Built an AI learning tool, but YouTube summarization/workflow is still our biggest challenge would genuinely love technical feedback
We’ve been building an AI-powered learning/study tool using Claude focused on turning content into:
- Summaries
- Notes
- Flashcards
- Quizzes
- Glossaries
Current formats:
✅ PDFs
✅ Websites
✅ Images / notes
Main problem:
👉 YouTube is still our biggest technical gap.

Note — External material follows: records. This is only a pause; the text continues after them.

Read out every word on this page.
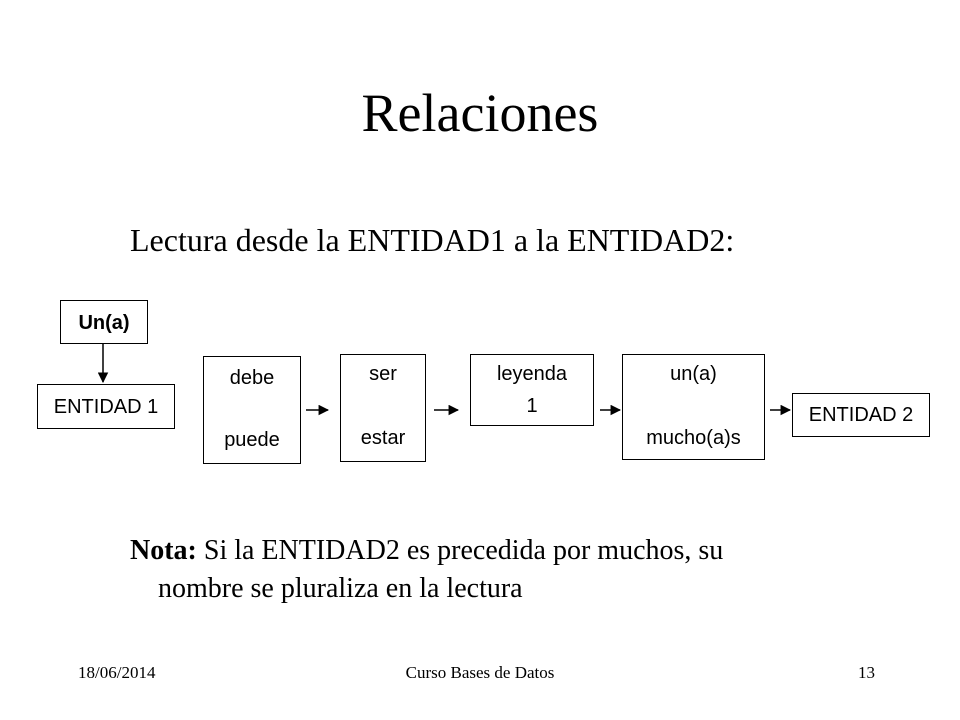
Relaciones
Lectura desde la ENTIDAD1 a la ENTIDAD2:
Un(a)
ENTIDAD 1
debe
puede
ser
estar
leyenda
1
un(a)
mucho(a)s
ENTIDAD 2
Nota: Si la ENTIDAD2 es precedida por muchos, su
nombre se pluraliza en la lectura
18/06/2014	Curso Bases de Datos	13
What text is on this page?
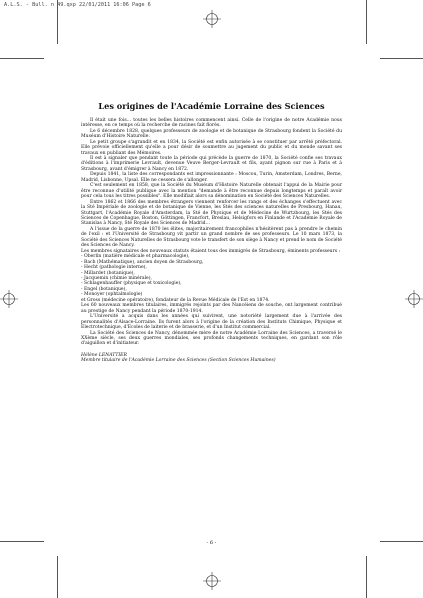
A.L.S. - Bull. n 49.qxp 22/01/2011 16:06 Page 6
Les origines de l'Académie Lorraine des Sciences

Il était une fois… toutes les belles histoires commencent ainsi. Celle de l'origine de notre Académie nous intéresse, en ce temps où la recherche de racines fait florès.

Le 6 décembre 1828, quelques professeurs de zoologie et de botanique de Strasbourg fondent la Société du Muséum d'Histoire Naturelle.

Le petit groupe s'agrandit et en 1834, la Société est enfin autorisée à se constituer par arrêté préfectoral. Elle prévoie officiellement qu'elle a pour désir de soumettre au jugement du public et du monde savant ses travaux en publiant des Mémoires.

Il est à signaler que pendant toute la période qui précède la guerre de 1870, la Société confie ses travaux d'éditions à l'imprimerie Levrault, devenue Veuve Berger-Levrault et fils, ayant pignon sur rue à Paris et à Strasbourg, avant d'émigrer à Nancy en 1872.

Depuis 1841, la liste des correspondants est impressionnante : Moscou, Turin, Amsterdam, Londres, Berne, Madrid, Lisbonne, Upsal. Elle ne cessera de s'allonger.

C'est seulement en 1858, que la Société du Muséum d'Histoire Naturelle obtenait l'appui de la Mairie pour être reconnue d'utilité publique avec la mention "demande à être reconnue depuis longtemps et paraît avoir pour cela tous les titres possibles". Elle modifiait alors sa dénomination en Société des Sciences Naturelles.

Entre 1862 et 1866 des membres étrangers viennent renforcer les rangs et des échanges s'effectuent avec la Sté Impériale de zoologie et de botanique de Vienne, les Stés des sciences naturelles de Presbourg, Hanau, Stuttgart, l'Académie Royale d'Amsterdam, la Sté de Physique et de Médecine de Wurtzbourg, les Stés des Sciences de Copenhague, Boston, Göttingen, Francfort, Breslau, Helsigfors en Finlande et l'Académie Royale de Stanislas à Nancy, Sté Royale des Sciences de Madrid…

A l'issue de la guerre de 1870 les élites, majoritairement francophiles n'hésitèrent pas à prendre le chemin de l'exil : et l'Université de Strasbourg vit partir un grand nombre de ses professeurs. Le 10 mars 1873, la Société des Sciences Naturelles de Strasbourg vote le transfert de son siège à Nancy et prend le nom de Société des Sciences de Nancy.

Les membres signataires des nouveaux statuts étaient tous des immigrés de Strasbourg, éminents professeurs :

- Oberlin (matière médicale et pharmacologie),
- Bach (Mathématique), ancien doyen de Strasbourg,
- Hecht (pathologie interne),
- Millardet (botanique),
- Jacquemin (chimie minérale),
- Schlagenhauffer (physique et toxicologie),
- Engel (botanique),
- Monoyer (ophtalmologie)

et Gross (médecine opératoire), fondateur de la Revue Médicale de l'Est en 1874.

Les 60 nouveaux membres titulaires, immigrés rejoints par des Nancéiens de souche, ont largement contribué au prestige de Nancy pendant la période 1870-1914.

L'Université a acquis dans les années qui suivirent, une notoriété largement due à l'arrivée des personnalités d'Alsace-Lorraine. Ils furent alors à l'origine de la création des Instituts Chimique, Physique et Electrotechnique, d'Ecoles de laiterie et de brasserie, et d'un Institut commercial.

La Société des Sciences de Nancy, dénommée mère de notre Académie Lorraine des Sciences, a traversé le XXème siècle, ses deux guerres mondiales, ses profonds changements techniques, en gardant son rôle d'aiguillon et d'initiateur.

Hélène LENATTIER
Membre titulaire de l'Académie Lorraine des Sciences (Section Sciences Humaines)
- 6 -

The challenges we’re running into:
- Long lecture handling
- Better transcript/context retention
- Accuracy across long-form educational videos
- Chunking without losing important concepts
- Maintaining useful flashcards/glossary quality from video content
- Cost efficiency while keeping output quality high
We’ve tested multiple approaches, but YouTube feels significantly harder than PDFs/websites because of transcript inconsistency + context loss.
Would really appreciate insight from others building with Claude or similar LLM workflows:
- Best strategies for long YouTube transcript chunking?
- How are you handling transcript cleaning + structure?
- Better methods for concept retention across long videos?
- Prompt engineering ideas for study-quality outputs instead of shallow summaries?
- Cost/performance balance suggestions?
We’re less focused on “quick summaries” and more focused on:
Helping users actually learn faster.
If anyone here has tackled similar workflows, architecture ideas or lessons would genuinely help a lot.